Domestic travelers keep U.S. tourism ticking

If you listened to the U.S. Travel Association at the start of the year, you’d think that the country’s travel industry was doomed.

Having commissioned a study by Euromonitor International, the association found that the U.S. was placed 17th out of the top 18 travel market in terms of global competitiveness.

In 2023 it recorded 67 million visitors, still 12 million off the 79 million high recorded pre-Covid in 2019, the association warned a number of factors including weak government representation, lengthy visa interview waits averaging 400 days and around just 36 percent of U.S. airports using biometric processing to ease security checks were undermining the US as a destination.

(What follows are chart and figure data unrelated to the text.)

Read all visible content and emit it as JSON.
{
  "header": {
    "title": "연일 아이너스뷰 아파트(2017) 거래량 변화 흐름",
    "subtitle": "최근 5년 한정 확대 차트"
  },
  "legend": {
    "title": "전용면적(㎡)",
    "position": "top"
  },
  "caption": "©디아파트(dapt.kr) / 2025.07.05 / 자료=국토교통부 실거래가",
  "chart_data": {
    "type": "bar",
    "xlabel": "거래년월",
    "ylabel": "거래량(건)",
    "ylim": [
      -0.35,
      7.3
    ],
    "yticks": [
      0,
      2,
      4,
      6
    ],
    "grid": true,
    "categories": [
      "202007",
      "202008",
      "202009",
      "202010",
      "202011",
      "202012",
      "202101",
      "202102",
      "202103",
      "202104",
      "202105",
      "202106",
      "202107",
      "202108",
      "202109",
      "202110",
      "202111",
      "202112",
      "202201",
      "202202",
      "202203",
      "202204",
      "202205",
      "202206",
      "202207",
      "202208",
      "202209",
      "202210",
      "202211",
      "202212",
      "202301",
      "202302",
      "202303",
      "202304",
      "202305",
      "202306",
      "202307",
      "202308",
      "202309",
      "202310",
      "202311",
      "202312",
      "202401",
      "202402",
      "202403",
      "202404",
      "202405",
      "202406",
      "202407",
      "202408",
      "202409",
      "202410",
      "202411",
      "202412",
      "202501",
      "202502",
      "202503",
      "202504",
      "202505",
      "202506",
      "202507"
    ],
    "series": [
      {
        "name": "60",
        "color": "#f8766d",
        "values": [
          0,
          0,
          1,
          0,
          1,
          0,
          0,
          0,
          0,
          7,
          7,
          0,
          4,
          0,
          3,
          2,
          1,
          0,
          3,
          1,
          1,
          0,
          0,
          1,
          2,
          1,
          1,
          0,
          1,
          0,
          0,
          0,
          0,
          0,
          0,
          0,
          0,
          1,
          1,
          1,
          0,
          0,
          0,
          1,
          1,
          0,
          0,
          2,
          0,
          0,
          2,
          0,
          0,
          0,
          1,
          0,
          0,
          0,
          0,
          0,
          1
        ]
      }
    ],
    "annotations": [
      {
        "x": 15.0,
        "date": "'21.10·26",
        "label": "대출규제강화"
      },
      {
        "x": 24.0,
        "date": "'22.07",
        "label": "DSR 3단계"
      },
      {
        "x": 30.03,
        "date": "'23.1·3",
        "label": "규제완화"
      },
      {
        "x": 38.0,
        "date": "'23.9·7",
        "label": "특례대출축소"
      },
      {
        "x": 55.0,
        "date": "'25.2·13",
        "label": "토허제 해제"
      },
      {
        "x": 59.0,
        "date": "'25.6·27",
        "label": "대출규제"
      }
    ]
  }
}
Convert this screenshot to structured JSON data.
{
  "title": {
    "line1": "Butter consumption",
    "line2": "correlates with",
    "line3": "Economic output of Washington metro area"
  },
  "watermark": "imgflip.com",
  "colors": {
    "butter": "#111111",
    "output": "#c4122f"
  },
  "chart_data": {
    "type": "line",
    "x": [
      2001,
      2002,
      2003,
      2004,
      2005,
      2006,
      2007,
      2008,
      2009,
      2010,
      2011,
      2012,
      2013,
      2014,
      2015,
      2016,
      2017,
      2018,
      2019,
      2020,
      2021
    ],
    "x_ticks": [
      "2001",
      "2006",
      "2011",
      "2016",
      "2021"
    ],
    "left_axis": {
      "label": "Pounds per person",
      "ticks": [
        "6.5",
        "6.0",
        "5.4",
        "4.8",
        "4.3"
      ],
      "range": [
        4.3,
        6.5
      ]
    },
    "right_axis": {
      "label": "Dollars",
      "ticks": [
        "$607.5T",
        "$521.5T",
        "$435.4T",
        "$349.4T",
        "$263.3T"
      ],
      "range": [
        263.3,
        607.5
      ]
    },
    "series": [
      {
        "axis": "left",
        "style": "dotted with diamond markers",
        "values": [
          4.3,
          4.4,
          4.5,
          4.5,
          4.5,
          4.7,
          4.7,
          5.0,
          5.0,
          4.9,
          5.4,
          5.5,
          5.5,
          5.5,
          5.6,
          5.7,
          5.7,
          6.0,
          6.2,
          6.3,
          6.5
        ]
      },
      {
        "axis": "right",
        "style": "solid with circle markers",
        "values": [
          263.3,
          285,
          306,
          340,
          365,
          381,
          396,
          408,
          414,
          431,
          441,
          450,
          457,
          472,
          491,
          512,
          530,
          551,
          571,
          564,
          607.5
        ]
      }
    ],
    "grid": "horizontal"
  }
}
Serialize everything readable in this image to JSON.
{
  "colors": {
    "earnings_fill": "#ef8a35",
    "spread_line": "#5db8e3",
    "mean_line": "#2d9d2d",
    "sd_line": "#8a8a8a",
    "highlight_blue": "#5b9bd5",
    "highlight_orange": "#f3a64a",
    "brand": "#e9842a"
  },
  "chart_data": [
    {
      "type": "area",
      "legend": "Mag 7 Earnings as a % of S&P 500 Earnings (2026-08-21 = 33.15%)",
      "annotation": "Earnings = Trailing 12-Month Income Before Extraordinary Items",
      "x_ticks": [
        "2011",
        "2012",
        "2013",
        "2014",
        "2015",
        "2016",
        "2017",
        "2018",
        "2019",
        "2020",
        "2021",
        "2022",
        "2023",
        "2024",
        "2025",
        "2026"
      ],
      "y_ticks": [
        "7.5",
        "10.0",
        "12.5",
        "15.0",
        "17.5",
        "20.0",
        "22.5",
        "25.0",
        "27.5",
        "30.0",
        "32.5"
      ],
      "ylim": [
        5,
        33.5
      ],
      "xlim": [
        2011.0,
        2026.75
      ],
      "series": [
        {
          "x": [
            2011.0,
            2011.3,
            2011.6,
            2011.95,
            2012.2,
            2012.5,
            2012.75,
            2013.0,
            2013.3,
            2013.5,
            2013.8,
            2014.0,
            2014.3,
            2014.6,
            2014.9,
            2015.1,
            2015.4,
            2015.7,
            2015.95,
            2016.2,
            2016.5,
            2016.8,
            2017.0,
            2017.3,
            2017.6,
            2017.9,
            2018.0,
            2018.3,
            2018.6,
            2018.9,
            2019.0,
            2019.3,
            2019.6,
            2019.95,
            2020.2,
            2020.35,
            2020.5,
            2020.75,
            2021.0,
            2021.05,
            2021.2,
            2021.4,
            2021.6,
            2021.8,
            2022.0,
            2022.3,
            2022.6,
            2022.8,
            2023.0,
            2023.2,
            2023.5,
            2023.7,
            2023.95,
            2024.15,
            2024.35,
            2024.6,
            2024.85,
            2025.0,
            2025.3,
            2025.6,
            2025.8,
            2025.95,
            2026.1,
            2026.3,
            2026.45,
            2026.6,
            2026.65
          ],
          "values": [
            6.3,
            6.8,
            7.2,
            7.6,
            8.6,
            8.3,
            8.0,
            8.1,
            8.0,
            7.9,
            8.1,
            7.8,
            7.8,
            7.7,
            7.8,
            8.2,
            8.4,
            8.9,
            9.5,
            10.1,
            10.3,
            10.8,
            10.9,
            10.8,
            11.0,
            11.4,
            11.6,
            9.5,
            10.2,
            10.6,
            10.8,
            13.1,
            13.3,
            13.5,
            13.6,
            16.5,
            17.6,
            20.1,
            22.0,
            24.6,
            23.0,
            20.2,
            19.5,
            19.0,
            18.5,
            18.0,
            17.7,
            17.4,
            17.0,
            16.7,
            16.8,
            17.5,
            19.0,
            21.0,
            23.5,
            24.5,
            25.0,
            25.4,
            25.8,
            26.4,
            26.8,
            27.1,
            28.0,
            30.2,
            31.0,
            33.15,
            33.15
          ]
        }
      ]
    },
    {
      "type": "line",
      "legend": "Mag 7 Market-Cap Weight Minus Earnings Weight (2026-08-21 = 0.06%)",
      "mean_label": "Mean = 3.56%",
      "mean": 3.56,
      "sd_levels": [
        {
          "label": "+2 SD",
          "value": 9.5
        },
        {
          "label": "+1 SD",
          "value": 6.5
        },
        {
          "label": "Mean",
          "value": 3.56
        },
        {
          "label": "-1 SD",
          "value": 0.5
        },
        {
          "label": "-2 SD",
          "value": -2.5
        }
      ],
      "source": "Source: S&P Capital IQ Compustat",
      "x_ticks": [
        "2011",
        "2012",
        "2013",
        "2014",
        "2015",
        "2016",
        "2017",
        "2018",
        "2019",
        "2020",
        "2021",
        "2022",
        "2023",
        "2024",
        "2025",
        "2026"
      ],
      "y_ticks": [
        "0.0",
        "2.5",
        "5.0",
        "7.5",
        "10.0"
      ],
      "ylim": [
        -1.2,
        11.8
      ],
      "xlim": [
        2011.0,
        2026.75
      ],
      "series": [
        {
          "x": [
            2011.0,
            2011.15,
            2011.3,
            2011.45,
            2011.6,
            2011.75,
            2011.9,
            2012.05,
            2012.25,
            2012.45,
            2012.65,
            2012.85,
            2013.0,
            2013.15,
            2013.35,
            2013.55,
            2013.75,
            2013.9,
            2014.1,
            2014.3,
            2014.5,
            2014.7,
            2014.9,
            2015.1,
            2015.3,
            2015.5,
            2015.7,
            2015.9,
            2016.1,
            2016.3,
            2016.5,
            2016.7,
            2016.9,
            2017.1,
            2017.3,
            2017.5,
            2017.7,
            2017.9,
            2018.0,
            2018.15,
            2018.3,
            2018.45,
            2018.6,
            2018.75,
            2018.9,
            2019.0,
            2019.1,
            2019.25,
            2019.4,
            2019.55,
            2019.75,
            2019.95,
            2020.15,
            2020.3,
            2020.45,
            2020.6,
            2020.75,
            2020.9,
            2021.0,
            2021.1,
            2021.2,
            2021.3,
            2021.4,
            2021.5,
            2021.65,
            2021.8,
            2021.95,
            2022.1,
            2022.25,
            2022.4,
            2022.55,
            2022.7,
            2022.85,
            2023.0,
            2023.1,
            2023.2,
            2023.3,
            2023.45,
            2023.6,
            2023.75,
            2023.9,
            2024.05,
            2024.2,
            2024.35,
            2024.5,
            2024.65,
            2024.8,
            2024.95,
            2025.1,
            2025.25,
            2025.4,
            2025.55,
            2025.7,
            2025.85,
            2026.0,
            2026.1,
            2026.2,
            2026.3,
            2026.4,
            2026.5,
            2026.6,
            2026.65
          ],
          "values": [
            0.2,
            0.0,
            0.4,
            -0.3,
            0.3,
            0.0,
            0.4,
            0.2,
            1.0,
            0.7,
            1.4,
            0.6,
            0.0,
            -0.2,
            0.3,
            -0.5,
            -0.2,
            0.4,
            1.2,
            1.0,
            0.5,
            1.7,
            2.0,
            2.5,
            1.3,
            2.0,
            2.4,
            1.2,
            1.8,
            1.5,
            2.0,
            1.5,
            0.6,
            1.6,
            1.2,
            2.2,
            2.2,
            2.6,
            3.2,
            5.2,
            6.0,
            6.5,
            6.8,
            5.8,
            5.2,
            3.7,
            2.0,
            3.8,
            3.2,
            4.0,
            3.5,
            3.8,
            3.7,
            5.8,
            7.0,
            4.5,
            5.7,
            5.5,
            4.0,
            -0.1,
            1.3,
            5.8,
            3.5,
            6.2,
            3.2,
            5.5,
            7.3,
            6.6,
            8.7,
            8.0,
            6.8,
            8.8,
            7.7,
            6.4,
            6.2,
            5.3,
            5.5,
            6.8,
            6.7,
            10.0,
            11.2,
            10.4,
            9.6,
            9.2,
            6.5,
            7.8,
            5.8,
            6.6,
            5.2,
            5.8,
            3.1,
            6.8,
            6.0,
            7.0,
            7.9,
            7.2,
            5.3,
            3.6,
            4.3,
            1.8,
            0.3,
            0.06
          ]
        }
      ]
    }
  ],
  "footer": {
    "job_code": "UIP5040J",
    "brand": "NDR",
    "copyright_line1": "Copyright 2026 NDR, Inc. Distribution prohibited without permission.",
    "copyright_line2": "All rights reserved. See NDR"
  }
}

Despite the tone of the warning and the issues raised, it has had little impact on typical American domestic travelers who are returning to the skies in serious numbers.

Data shared by aviation analysts OAG shows that of the 726.1 million aircraft seats set to depart U.S. airports this summer season, which runs from the last Sunday of March until the last Saturday night in October, 627.7 million are domestic and represent a considerable increase on both the 584.3 million recorded in 2019 and 614.7 million seats last year.

Domestic Destinations

And while the growth represents a return to normal for the U.S. aviation industry, Erin Francis-Cummings, the president and CEO of travel market research firm Future Partners said the most popular domestic destinations for the U.S. traveler in 2024 are once again old favorites.